The deleterious consequences of inflation are well known. It will impact adversely on the growth prospects. India's poor with already low living standards will suffer the most. The RBI in its monetary statements has devoted considerable space not just to inflation but also to inflation expectations. The connection between the two has once again been well brought out in the annual policy statement. Even the most pessimistic inflation projections of recent months have been exceeded; there are serious concerns that inflation expectations may become unhinged.
What the central bank is alluding to is the simple fact that rising prices beyond a point feed themselves. For instance, households reeling under high food inflation do not see any respite in the food prices in the year ahead.
In the case of petroleum products, nobody expects their retail prices to come down. Notwithstanding last Friday's steep increase in the retail prices of diesel, kerosene and cooking gas, the betting will be on still higher prices. Not only are global petroleum prices high, but domestic prices have by and large remained cushioned by subsidies by the government and to an extent by the losses borne by the oil marketing companies.

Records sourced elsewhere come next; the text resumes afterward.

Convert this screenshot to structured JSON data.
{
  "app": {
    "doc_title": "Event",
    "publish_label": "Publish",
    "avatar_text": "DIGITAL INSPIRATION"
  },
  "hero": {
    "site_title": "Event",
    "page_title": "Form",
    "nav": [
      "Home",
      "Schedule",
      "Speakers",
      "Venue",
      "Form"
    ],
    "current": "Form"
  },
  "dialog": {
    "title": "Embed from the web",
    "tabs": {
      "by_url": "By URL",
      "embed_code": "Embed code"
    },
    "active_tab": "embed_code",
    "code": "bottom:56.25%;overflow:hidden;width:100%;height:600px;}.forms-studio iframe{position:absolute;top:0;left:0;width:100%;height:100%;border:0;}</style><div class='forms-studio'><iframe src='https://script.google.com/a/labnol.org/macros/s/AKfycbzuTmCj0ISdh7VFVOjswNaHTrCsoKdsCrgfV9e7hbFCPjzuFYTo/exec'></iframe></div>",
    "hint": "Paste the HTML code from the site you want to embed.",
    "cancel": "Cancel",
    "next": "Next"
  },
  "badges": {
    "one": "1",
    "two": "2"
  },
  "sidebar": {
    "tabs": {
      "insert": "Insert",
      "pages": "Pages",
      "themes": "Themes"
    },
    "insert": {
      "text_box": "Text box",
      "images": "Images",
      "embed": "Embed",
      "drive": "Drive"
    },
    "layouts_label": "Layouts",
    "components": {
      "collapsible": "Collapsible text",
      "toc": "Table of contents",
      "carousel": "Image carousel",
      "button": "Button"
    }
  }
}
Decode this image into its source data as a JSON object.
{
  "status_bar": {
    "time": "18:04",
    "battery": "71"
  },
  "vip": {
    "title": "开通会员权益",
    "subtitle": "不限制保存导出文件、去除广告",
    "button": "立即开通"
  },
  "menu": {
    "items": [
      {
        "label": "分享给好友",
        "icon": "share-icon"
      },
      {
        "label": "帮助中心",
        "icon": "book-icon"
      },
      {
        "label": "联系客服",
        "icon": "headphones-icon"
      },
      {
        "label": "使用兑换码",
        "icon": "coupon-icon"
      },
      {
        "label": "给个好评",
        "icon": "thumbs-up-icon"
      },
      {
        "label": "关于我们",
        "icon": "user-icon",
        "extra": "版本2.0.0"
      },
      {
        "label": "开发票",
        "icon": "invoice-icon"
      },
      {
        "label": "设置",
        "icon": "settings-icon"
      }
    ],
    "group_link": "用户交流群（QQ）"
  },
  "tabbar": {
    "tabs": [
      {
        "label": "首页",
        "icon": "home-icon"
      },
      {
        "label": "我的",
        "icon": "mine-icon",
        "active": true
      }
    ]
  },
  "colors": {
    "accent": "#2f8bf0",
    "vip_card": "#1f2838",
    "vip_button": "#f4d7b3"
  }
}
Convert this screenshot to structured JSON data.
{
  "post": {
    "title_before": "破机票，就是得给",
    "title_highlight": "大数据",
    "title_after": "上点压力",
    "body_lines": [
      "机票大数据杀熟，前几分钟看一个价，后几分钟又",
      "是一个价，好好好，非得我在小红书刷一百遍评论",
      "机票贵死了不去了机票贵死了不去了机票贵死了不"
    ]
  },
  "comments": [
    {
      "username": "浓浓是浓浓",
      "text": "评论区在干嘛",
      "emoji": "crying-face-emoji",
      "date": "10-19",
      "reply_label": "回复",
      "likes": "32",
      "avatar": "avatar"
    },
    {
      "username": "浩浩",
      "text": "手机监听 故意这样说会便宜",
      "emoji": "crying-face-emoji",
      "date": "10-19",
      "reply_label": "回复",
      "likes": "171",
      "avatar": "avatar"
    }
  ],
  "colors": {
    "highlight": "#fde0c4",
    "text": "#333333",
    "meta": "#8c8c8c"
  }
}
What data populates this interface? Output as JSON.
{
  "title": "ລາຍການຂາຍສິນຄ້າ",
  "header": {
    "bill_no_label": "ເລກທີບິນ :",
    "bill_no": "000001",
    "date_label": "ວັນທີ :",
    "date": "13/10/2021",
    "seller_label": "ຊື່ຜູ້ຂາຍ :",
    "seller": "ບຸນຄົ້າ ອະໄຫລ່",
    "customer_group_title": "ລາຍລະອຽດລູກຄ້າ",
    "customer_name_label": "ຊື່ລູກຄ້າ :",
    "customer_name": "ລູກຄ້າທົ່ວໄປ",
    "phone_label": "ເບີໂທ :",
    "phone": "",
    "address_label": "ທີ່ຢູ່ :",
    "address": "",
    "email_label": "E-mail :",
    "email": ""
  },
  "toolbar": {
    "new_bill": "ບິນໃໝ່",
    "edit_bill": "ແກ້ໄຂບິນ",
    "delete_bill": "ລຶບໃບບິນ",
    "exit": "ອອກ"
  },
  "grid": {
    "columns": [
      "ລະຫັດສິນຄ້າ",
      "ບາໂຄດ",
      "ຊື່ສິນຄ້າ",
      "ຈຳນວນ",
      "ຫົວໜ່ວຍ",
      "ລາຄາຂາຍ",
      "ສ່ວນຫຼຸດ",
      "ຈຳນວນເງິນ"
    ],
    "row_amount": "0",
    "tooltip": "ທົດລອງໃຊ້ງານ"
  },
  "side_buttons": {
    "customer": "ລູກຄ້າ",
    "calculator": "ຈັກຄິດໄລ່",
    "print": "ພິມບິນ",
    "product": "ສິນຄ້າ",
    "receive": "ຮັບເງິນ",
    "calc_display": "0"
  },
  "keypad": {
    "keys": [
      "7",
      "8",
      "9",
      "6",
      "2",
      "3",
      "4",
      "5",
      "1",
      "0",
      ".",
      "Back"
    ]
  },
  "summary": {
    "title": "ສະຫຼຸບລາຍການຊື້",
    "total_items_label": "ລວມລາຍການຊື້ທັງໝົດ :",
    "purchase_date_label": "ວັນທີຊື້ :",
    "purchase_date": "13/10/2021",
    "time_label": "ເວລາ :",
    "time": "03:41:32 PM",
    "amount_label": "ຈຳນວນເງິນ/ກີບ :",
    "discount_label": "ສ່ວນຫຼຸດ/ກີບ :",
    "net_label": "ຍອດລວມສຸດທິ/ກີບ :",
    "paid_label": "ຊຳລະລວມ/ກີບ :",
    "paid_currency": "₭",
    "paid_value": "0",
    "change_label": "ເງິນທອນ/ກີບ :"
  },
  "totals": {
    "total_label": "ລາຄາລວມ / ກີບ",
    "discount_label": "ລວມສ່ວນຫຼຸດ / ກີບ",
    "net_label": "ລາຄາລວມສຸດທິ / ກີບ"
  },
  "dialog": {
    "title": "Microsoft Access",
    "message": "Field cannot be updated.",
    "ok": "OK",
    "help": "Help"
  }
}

Certain well known public policy instruments are relevant for conditioning inflation and inflation expectations. The monetary policy should have a clear and stated inflation objective. Second, the central bank must have the appropriate instruments and have the freedom to use them. Finally, there should be an effective transmission of monetary policy.
The RBI has recently taken some bold steps: (a) a 0.75 percentage point increase in the repo rate over two policy statements (in contrast to the small ‘baby' steps of previous policies; (b) making the repo rate the sole policy rate; and (c) the creation of the Marginal Standing Facility from which banks can borrow at the repo rate plus one percentage point. Not only will the RBI be able to manage liquidity better, but it effectively assumes the traditional role as a lender of last resort. Monetary transmission should improve as a result of these changes.
The fact that the RBI and the government do not, at least publicly, differ in their assessments of growth indicators is another positive factor.